The Eagles had some of the worst Red Zone defenses in NFL history just a few years back. Now the team is 6th in the NFL in that category and is on a major hot streak. How can a unit that gives up yards left and right be so good in a critical area? What gives?
I think the biggest thing is that the Eagles lack speed on defense. That’s a major issue when covering the whole field. The Red Zone is a confined space. Size becomes more important. Quickness can be a big help, but flat out speed has its limitations. There just isn’t enough room to run by people.
You can use speed to move laterally, but the Eagles do a terrific job of playing the edges. Connor Barwin and Trent Cole are not dynamic pass rushers, but both guys are strong, tough, physical run defenders. They will set the edge on run plays and make it very difficult to run by them. The ball-carrier can go further behind the LOS to avoid them, but that allows pursuing players to run to the ball.
The Eagles also have big DBs. They are more effective in a confined space. They can be physical with receivers and not worry about getting beat deep. Some of the Eagles biggest RZ problems have come when they played off coverage and let receivers catch slants and other short, safe throws.
Bill Davis and the coaches have done a terrific job of teaching the players the scheme. You don’t see a ton of confusion or blown assignments. You will see the DBs pointing to players and talking about who has who. This isn’t a sign of confusion. This is the players making sure they are all on the same page. In order to avoid “I thought you had him” type of mistakes, you must talk before and sometimes during the play. The Eagles can’t blame problems on a lack of communication (any Ratt fans?).
Tackling is vastly improved. That simple fact means a lot in the Red Zone. You must get players down quickly. One broken tackle can mean the difference in a FG attempt and a TD.
Players are also making timely plays. There is no specific reason for this. Brandon Boykin has 2 INTs and a FF in the Red Zone. Connor Barwin had the strip sack on Sunday. Guys are just making plays. That didn’t happen in recent years.
This is a more physical, more aggressive unit than some recent Eagles defenses. All 4 of the top CBs will hit and tackle. Patrick Chung and Earl Wolff are good hitters and tacklers. Nate Allen is playing more physically than ever before. DeMeco Ryans is a tough guy in the middle. The D-linemen aren’t firing upfield to penetrate. They are firing off the ball and hitting blockers. That keeps blockers from getting free and it sets a tone that offenses aren’t going to have it easy. You have to physically control Fletcher Cox, Bennie Logan and Cedric Thornton on a given play in the Red Zone to score a TD. That’s not easy.
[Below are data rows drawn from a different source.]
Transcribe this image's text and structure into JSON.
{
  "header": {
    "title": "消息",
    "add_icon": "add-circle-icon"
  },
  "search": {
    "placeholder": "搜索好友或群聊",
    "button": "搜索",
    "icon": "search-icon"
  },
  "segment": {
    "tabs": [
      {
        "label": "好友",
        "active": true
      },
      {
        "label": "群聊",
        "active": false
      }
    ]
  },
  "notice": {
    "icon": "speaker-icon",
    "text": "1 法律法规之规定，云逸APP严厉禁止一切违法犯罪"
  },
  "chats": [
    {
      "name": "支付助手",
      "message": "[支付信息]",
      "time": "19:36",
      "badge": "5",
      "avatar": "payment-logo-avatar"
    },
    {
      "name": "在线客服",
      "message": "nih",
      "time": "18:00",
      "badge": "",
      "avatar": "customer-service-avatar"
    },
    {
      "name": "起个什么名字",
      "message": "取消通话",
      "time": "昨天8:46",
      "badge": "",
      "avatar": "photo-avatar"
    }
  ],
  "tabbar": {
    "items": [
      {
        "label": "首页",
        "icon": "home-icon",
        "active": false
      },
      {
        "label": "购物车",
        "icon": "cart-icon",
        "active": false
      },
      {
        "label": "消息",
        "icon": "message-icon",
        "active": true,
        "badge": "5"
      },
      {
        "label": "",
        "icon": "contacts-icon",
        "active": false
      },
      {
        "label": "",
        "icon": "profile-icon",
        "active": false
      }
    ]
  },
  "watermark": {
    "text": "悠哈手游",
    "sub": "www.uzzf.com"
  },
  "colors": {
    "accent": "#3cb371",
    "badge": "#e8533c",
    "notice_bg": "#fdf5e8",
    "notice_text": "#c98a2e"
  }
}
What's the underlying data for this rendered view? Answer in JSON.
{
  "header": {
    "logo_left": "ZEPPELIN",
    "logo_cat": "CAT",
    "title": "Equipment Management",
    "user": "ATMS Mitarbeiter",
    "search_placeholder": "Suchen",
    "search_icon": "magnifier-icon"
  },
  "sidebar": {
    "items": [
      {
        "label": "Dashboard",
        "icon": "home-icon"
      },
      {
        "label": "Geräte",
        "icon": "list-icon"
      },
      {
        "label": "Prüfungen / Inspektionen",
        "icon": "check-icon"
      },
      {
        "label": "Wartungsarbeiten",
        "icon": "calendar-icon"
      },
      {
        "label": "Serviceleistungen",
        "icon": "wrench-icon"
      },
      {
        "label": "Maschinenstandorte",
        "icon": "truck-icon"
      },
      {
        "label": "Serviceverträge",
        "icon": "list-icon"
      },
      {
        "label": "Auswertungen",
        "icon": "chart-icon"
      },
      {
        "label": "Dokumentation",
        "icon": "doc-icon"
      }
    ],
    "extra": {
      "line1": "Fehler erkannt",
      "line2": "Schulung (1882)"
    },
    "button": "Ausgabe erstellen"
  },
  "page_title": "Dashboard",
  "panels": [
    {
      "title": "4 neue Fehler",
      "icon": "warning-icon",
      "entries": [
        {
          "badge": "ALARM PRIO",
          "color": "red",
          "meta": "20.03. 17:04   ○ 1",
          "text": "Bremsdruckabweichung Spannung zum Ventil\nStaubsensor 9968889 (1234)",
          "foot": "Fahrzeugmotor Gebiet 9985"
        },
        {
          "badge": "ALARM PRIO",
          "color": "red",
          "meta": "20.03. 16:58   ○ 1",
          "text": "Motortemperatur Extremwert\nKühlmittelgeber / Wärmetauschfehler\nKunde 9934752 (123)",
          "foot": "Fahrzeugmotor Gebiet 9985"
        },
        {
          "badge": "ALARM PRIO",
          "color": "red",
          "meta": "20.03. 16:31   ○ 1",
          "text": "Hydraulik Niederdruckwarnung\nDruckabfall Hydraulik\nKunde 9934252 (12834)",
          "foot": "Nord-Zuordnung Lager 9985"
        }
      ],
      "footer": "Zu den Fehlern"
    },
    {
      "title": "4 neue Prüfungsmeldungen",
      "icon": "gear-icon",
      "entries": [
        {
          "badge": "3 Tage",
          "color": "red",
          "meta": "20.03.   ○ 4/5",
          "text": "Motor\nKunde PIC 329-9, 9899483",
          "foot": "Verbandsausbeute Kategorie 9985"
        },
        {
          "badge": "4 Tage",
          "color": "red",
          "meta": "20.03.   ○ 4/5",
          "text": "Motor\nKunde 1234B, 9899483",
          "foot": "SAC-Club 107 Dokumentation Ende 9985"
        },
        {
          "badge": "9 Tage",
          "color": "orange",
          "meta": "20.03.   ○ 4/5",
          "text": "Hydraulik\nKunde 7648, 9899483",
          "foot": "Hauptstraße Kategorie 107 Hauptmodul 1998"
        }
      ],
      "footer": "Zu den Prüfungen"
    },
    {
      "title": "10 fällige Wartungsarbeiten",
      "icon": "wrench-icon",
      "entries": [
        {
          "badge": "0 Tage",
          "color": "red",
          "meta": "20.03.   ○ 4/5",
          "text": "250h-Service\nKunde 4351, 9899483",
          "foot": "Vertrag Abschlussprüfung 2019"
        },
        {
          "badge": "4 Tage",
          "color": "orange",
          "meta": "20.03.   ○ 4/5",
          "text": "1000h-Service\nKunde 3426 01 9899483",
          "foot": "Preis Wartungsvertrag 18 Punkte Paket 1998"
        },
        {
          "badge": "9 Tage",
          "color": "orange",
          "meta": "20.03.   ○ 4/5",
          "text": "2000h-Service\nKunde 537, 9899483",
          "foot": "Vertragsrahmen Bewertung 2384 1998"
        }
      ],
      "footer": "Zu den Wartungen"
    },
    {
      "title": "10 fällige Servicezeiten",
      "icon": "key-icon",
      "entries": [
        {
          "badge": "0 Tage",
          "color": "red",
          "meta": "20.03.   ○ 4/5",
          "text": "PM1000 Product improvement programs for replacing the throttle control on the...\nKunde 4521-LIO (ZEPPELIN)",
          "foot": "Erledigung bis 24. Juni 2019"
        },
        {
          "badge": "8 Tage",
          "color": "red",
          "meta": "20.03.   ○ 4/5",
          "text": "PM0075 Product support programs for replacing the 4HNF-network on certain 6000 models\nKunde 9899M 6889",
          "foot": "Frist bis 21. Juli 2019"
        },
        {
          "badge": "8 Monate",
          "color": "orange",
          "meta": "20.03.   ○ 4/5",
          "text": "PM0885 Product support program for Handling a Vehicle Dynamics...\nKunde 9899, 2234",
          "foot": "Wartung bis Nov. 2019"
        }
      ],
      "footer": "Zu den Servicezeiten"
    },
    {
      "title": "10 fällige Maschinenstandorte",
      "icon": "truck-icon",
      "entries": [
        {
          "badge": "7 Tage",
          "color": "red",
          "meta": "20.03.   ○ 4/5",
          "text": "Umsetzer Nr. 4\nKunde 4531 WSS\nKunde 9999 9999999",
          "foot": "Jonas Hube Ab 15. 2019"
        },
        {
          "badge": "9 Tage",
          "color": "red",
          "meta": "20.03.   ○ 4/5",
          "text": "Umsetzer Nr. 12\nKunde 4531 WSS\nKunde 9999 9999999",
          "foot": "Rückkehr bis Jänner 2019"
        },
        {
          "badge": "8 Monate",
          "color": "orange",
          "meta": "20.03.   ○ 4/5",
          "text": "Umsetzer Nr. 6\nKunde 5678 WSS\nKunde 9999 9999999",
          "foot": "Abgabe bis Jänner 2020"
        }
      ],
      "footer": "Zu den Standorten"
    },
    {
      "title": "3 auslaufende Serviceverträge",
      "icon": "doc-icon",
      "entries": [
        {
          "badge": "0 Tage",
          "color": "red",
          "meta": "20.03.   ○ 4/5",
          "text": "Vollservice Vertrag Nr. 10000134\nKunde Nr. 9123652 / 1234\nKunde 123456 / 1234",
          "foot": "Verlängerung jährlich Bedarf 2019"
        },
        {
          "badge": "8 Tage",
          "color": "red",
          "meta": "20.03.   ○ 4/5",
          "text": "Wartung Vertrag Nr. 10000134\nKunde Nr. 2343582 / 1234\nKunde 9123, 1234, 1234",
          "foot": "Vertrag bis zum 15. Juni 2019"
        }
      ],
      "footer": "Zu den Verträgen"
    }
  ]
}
We also have to acknowledge that the Eagles haven’t faced a slew of deadly QBs. You might see young guys like RG3, Scott Tolzien, Terrelle Pryor or Mike Glennon make some good throws and big plays, but they are going to have issues in the Red Zone. Passing windows get tight in there. The Eagles have big DBs so it can look intimidating to a young passer that wants to find an open receiver.
Imagine how good this group can be when they add a CB and OLB with speed and playmaking skills.
It seems forever ago that Matt Ryan and the Falcons were 5 for 5 in the Red Zone on their way to winning 35-31. That was early in 2011. The Eagles have made a lot of changes since then and they are paying big dividends in the Red Zone.